Methods: Healthy, early postmenopausal women were randomly assigned to three treatment groups: estradiol (E2) sequentially combined with 75 micrograms of levonorgestrel (19), or 150 micrograms of desogestrel (20), or 10 mg of medroxyprogesterone acetate (18). After 2 years of therapy, the hormone effects on the endometrium were assessed by endometrial histology; effects were also analyzed on biochemical markers of secretion, specifically, secretory endometrial protein (placental protein 14) in serum, and E2 dehydrogenase and isocitrate dehydrogenase in endometrial tissue. Information on smoking habits was elicited by questionnaire.

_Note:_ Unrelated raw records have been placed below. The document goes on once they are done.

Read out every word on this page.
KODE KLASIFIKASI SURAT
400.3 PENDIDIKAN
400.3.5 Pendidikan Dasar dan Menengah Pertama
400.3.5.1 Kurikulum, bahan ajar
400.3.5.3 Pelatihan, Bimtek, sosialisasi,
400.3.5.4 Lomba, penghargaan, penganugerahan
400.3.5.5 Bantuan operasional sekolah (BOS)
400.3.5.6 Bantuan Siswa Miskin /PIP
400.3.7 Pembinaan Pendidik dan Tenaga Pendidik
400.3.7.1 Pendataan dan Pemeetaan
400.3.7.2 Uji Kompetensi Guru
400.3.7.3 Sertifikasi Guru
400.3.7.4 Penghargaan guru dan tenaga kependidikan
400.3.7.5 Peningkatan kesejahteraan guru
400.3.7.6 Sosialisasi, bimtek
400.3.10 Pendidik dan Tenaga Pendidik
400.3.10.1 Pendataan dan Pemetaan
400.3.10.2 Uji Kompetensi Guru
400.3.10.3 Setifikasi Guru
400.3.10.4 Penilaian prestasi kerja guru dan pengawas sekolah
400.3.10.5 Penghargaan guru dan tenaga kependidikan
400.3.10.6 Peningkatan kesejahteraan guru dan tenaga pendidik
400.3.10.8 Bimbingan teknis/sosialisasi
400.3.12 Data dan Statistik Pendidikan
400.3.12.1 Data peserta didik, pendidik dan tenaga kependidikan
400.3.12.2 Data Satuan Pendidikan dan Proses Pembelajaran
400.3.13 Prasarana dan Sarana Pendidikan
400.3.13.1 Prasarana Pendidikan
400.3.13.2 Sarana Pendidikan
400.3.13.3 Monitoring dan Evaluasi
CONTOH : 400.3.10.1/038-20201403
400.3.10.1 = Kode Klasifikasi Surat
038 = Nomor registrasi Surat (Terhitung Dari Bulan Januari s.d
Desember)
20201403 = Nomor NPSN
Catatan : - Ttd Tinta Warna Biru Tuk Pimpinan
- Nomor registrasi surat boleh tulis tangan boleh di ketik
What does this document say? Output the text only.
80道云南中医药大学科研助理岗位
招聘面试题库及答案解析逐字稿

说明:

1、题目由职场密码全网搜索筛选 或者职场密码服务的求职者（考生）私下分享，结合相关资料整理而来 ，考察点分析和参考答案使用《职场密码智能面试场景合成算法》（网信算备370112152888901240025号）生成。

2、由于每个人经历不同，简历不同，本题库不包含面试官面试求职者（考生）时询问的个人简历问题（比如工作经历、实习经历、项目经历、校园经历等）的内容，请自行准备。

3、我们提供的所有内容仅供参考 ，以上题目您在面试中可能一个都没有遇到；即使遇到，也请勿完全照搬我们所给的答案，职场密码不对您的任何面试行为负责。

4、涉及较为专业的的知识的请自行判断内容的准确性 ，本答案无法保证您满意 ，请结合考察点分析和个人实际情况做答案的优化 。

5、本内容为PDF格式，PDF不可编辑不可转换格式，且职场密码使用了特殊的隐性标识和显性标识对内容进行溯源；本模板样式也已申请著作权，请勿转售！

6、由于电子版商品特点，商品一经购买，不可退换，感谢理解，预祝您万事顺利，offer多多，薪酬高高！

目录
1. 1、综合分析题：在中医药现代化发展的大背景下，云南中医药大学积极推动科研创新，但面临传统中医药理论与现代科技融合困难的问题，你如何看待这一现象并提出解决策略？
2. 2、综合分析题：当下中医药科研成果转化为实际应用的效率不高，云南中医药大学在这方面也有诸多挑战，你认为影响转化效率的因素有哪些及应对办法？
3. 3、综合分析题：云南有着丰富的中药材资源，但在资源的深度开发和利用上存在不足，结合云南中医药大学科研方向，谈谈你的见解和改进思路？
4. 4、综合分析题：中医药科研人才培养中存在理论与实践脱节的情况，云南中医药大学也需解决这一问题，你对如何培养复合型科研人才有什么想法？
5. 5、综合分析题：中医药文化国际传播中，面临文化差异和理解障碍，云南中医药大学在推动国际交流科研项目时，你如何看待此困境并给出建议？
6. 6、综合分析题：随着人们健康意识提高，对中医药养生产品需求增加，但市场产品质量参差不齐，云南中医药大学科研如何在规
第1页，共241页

Results: Smokers numbered relatively more women with an atrophic endometrium (50 versus 22%) and proportionally fewer with secretory endometrium (50 versus 78%) (P < .05). The level of serum placental protein 14 was correspondingly almost halved in the smokers (P < .001). The influence of smoking was in part caused by a reduced level of serum E2, but primarily by a non-E2-mediated effect. The E2 effect accounted for 38% of the decrease in serum placental protein 14, and the non-E2-mediated smoking effect for 62%. Endometrial E2 and isocitrate dehydrogenase tended to be lower in smokers, but not after adjustment for the reduced serum E2 level.
Conclusion: We suggest that smokers may benefit from a hormone combination with a higher dose of E2, even higher than expected as seen from the measurement of serum E2.